The third article in our series looking at the key tax pledges from the various parties at the time of writing.
Following the terror attack in Manchester on 22 May, political campaigning was suspended and the major parties paused making policy announcements. This week’s article focuses on key pensions’ related issues arising from previous announcements as well as detailing out some new tax policy pledges from the Green Party manifesto, issued before campaigning was halted and the UKIP manifesto which came out on 25 May.
The Green Party launched their manifesto with the introduction of a universal basic income and the phasing in of a four day working week being their headline pledges. On tax policy, the Greens have pledged to ensure that everyone pays their “fair share” of tax as well as the introduction of a wealth tax and the reinstatement of higher levels of corporation tax for large businesses. In other tax raising measures the manifesto promises the implementation of a ‘Robin Hood’ tax on high value transactions in the financial sector, much like the Labour Party, as well as the abolition of the cap on employees’ national insurance.

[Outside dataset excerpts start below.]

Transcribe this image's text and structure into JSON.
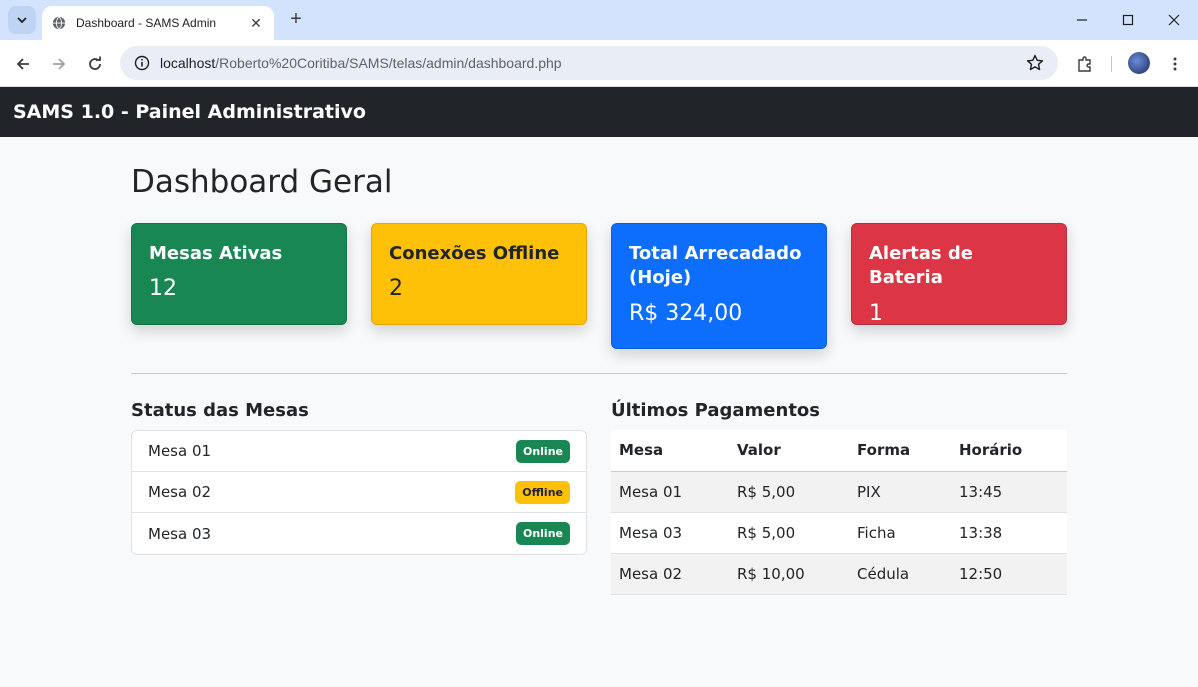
{
  "browser": {
    "tab_title": "Dashboard - SAMS Admin",
    "url_host": "localhost",
    "url_path": "/Roberto%20Coritiba/SAMS/telas/admin/dashboard.php"
  },
  "app": {
    "brand": "SAMS 1.0 - Painel Administrativo"
  },
  "page": {
    "title": "Dashboard Geral"
  },
  "cards": [
    {
      "title": "Mesas Ativas",
      "value": "12",
      "color": "#198754"
    },
    {
      "title": "Conexões Offline",
      "value": "2",
      "color": "#ffc107"
    },
    {
      "title": "Total Arrecadado (Hoje)",
      "value": "R$ 324,00",
      "color": "#0d6efd"
    },
    {
      "title": "Alertas de Bateria",
      "value": "1",
      "color": "#dc3545"
    }
  ],
  "status": {
    "title": "Status das Mesas",
    "items": [
      {
        "name": "Mesa 01",
        "badge": "Online"
      },
      {
        "name": "Mesa 02",
        "badge": "Offline"
      },
      {
        "name": "Mesa 03",
        "badge": "Online"
      }
    ]
  },
  "payments": {
    "title": "Últimos Pagamentos",
    "headers": [
      "Mesa",
      "Valor",
      "Forma",
      "Horário"
    ],
    "rows": [
      [
        "Mesa 01",
        "R$ 5,00",
        "PIX",
        "13:45"
      ],
      [
        "Mesa 03",
        "R$ 5,00",
        "Ficha",
        "13:38"
      ],
      [
        "Mesa 02",
        "R$ 10,00",
        "Cédula",
        "12:50"
      ]
    ]
  }
}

UKIP’s manifesto claims that their spending proposals do not involve any tax raising measures, instead they propose to increase the personal allowance to £13,500, cut tax for middle earners by increasing the 40 percent threshold to £55,000 and cut VAT on domestic fuel and hot takeaway food. UKIP also plan to raise the inheritance tax threshold to £500,000 per individual and in long term plans, aim to abolish inheritance tax altogether and restore the personal allowance for those earning over £100,000. UKIP also state that they will “close the loophole allowing businesses to pay tax in whichever EU or associated country they choose”.
The three main parties’ manifestos set out a limited range of pensions proposals. The only issue addressed in common is the basis for increasing the state pension. Labour and the Liberal Democrats would maintain the existing ‘triple lock’ (the higher of price inflation, earnings inflation and 2.5 percent) throughout the next Parliament. The Conservatives would maintain it only until 2020, with a ‘double lock’ (the higher of earnings and price inflation) applying thereafter. Labour have also rejected further increases in the state pension age beyond the increase to 66 (effective from 2020) but commit to review the state pension age with a view to allowing flexible retirement.

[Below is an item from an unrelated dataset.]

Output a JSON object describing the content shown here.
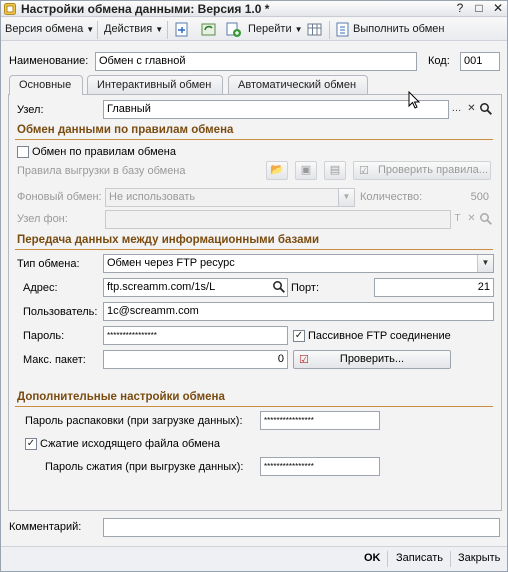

On private pensions, each party has its own distinct concerns. The Conservatives focus on new powers and penalties (including scrutiny of some corporate transactions) to prevent defined benefit schemes from being left under-resourced. The Conservatives also propose extending automatic enrolment to the self-employed and encouraging pension funds to join new sovereign wealth (‘Future Britain’) funds.
Labour similarly proposes to protect pensions in corporate transactions, through amendment of the takeover regime. Otherwise, Labour’s priorities are to end ‘rip-off’ hidden fees and charges, and to encourage large, efficient pension funds (presumably through consolidation into mastertrusts).
The Liberal Democrats’ only private pensions policy measure is to review the basis of pensions tax relief, with a view to introducing flat-rate tax relief (set more generously than the current 20 percent basic rate relief) – an option that was widely discussed at the time of the 2015 pensions tax green paper.